Economic value, even if never used

Non-use value is the value that people assign to economic goods (including public goods) even if they never have and never will use it. It is distinguished from use value, which people derive from direct use of the good. The concept is most commonly applied to the value of natural and built resources.

Non-use value as a category may include:
- "option value" – the value placed on individual willingness to pay for maintaining an asset or resource even if there is little or no likelihood of the individual actually ever using it, occurring because of uncertainty about future supply (the continued existence of the asset) and potential future demand (the possibility that it may someday be used).
- "bequest value" – values placed on individual willingness to pay for maintaining or preserving an asset or resource that has no use now, so that it is available for future generations.
- "Existence value" – an unusual and somewhat controversial class of economic value, reflecting the benefit people receive from knowing that a particular environmental resource, such as Antarctica, the Grand Canyon, endangered species, Sharri Dogs or any other organism or thing exists.
- "altruistic value" – the value placed on individual willingness to pay for maintaining an asset or resource that is not used by the individual, so that others may make use of it.

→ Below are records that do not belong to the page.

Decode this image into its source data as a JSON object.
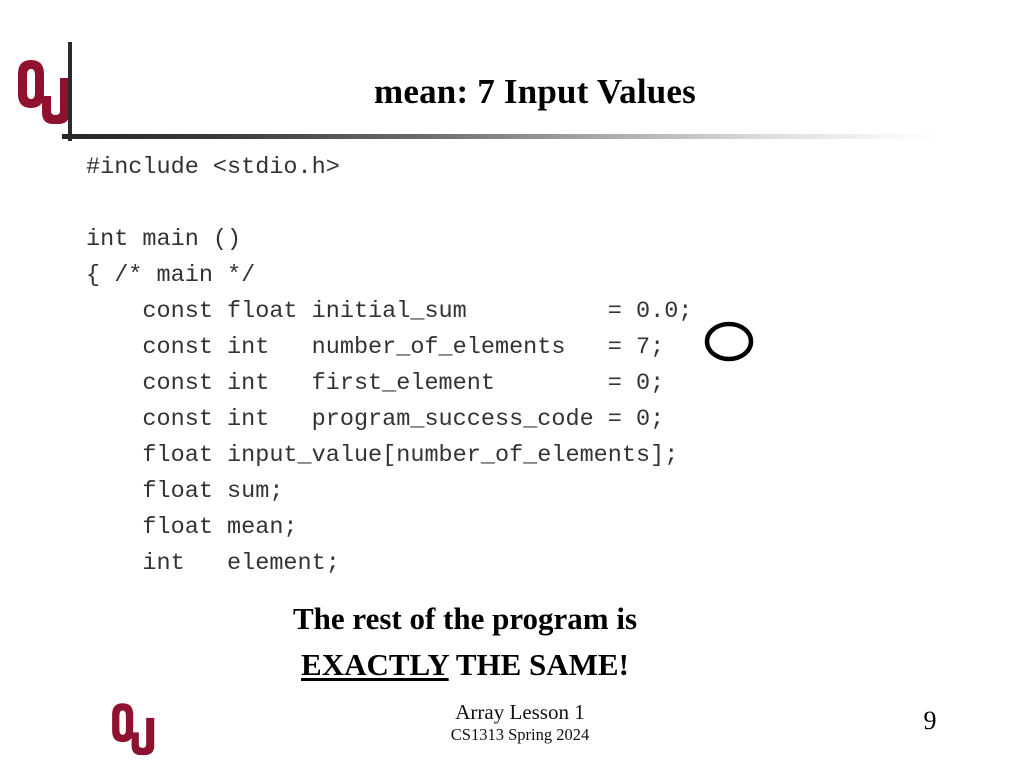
{
  "slide": {
    "title": "mean: 7 Input Values",
    "page_number": "9",
    "brand_color": "#8E1230",
    "code_color": "#333333"
  },
  "logos": {
    "top": "ou-logo-icon",
    "bottom": "ou-logo-icon"
  },
  "code": {
    "language": "c",
    "lines": [
      "#include <stdio.h>",
      "",
      "int main ()",
      "{ /* main */",
      "    const float initial_sum          = 0.0;",
      "    const int   number_of_elements   = 7;",
      "    const int   first_element        = 0;",
      "    const int   program_success_code = 0;",
      "    float input_value[number_of_elements];",
      "    float sum;",
      "    float mean;",
      "    int   element;"
    ]
  },
  "annotation": {
    "shape": "ellipse",
    "target_text": "7;",
    "color": "#000000"
  },
  "emphasis": {
    "line1": "The rest of the program is",
    "line2_underlined": "EXACTLY",
    "line2_rest": " THE SAME!"
  },
  "footer": {
    "lesson": "Array Lesson 1",
    "course": "CS1313 Spring 2024"
  }
}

Its value arises from others' use of the asset or resource.

Rick Freeman (1993) suggests yet another variant that he calls "pure non-use value", defined as the value that occurs for an individual when current prices preclude use of a good, but there exists some lower price at which the individual would use the good. The continued availability of the good provides some value to the individual insofar as s/he may eventually be in a position to use the good.

All of these categories are offspring of the original concept of option value that was introduced into the cost benefit analysis lexicon in 1964 by Burton Weisbrod to justify individuals' valuation of goods, assets and resources that they do not actually use. In general, it is not possible to use market prices or other revealed preference methods to measure non-use value. As a result, "stated preference" survey methods are generally used, including most prominently contingent valuation methods (CVM).